Don't confuse the low land temperatures and humidity with the mountains. Asheville,NC is well known for florida retirees who winter in Florida, but come to the NC mountains in the summer for the nicer weather.

I would not hesitate to recommend hiking in this area in the summer...

Beachcomber
05-18-2011, 10:38
people hike all sections at all times of the year... november its gettn cold here in Va u might see a dusting or somthing but no snow storms here in november usualy... aslong as you keep yourself drinking water i think you would have a enjoyable time in the south in the summer... it cant be that bad or noone would live there...

Well, remember people were steadily leaving the South until air conditioning because pretty much universal.

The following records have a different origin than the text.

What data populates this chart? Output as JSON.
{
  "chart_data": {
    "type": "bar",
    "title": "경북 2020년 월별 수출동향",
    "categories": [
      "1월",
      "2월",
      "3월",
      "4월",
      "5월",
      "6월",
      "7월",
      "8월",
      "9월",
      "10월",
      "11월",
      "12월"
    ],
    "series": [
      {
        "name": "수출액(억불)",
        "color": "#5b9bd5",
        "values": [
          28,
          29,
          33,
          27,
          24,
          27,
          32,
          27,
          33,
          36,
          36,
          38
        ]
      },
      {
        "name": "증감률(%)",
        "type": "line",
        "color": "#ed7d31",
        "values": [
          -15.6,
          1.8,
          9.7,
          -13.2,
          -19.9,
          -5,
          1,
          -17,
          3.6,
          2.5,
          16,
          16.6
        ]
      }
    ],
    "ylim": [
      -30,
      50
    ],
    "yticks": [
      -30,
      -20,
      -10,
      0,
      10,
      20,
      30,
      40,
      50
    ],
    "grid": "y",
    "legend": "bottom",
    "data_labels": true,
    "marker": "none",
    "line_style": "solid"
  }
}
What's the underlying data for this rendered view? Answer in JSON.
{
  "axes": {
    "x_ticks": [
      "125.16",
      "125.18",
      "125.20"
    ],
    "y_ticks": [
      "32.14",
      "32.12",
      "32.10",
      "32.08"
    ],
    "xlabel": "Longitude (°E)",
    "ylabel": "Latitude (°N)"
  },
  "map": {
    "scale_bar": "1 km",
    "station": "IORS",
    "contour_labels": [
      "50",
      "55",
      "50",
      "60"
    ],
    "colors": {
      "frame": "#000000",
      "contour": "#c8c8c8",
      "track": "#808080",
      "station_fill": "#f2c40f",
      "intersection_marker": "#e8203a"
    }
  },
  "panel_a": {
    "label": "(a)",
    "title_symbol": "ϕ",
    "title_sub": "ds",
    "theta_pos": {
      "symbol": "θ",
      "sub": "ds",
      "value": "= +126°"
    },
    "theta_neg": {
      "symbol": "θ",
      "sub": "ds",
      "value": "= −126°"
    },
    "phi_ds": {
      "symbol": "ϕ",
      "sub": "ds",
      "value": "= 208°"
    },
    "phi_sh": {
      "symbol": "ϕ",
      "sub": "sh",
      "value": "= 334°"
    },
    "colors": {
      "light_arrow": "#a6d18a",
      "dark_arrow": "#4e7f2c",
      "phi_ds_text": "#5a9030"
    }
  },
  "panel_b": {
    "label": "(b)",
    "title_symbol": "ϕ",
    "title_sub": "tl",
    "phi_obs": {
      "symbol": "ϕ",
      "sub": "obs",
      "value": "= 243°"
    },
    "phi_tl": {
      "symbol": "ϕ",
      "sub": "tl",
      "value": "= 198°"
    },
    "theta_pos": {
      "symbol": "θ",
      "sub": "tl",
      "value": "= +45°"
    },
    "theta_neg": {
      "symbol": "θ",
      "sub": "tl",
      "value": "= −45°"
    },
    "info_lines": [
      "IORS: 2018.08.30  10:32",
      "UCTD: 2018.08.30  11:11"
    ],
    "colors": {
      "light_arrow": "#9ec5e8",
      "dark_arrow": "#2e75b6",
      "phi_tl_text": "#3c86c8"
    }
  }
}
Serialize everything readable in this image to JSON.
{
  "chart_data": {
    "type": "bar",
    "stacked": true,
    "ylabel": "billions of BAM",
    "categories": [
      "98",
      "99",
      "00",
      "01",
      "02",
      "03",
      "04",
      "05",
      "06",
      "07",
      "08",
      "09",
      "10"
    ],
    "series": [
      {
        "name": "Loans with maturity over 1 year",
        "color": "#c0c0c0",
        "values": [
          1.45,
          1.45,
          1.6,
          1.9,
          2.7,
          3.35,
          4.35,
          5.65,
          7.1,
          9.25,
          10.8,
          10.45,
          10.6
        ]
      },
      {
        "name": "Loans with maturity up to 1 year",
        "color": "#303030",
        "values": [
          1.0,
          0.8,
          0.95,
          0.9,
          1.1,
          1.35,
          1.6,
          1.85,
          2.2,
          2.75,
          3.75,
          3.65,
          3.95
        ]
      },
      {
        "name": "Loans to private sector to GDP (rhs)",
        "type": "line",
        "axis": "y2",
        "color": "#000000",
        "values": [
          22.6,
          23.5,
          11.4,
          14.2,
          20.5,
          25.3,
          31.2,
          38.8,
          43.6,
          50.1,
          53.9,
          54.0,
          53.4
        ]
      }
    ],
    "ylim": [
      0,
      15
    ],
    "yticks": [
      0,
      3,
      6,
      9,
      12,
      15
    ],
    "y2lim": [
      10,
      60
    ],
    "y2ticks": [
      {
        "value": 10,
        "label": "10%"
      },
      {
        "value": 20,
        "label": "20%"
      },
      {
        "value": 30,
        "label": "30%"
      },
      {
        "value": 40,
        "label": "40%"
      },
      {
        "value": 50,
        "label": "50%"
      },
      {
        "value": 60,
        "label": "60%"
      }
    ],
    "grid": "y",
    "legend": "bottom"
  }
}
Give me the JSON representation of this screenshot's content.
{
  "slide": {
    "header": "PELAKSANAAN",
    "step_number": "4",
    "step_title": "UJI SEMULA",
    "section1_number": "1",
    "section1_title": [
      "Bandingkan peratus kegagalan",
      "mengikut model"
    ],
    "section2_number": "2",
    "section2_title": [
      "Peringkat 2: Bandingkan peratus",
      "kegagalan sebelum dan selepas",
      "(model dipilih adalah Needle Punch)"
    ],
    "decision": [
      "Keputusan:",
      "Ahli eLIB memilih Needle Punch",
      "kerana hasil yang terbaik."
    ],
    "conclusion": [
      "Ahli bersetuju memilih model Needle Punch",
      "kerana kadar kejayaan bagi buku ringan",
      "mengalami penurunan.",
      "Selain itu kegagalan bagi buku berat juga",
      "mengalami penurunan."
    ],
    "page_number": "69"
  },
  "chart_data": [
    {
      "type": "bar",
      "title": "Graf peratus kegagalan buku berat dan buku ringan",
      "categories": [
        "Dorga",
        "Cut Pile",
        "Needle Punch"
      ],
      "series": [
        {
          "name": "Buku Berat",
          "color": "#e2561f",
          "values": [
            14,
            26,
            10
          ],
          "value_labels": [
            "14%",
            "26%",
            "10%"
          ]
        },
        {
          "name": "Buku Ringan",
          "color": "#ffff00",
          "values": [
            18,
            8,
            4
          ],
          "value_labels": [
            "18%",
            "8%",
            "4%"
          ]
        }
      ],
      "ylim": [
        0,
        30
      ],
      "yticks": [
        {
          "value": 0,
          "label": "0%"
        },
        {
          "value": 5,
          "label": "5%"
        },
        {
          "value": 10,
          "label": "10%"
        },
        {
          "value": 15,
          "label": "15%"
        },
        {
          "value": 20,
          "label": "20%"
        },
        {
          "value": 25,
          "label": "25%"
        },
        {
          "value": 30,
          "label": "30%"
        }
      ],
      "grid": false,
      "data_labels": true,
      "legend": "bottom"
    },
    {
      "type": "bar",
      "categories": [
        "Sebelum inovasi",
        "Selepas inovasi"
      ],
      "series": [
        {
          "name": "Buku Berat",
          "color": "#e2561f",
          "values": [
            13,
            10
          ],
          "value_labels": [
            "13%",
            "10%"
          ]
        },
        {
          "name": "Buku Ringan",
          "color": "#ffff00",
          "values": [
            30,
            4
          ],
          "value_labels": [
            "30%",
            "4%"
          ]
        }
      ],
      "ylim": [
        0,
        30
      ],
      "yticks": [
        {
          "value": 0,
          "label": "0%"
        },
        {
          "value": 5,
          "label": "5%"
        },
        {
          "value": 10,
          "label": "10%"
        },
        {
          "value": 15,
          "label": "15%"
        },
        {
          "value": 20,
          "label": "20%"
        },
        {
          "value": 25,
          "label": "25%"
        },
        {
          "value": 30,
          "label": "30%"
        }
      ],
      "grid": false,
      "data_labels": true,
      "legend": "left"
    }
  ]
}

Otherwise, the great in-migration to the South from the '70s on wouldn't have happened. So while lots of us live here, we think long and hard about how we exert ourselves in the great outdoors in mid-summer. All that being said, the mountains are cooler, and if you have plenty of water and don't mind being drenched in sweat all the time, it's still possible to enjoy yourself.

skooch
05-18-2011, 10:41
Has anyone mentioned cooler, less humid nights? Sleeping too hot is the only thing that bothers me in Florida. That's the reason we don't camp in the summer here. Oh yes and the blazing sun and lack of shade for most hiking trails. The southern AT has got to be better than that.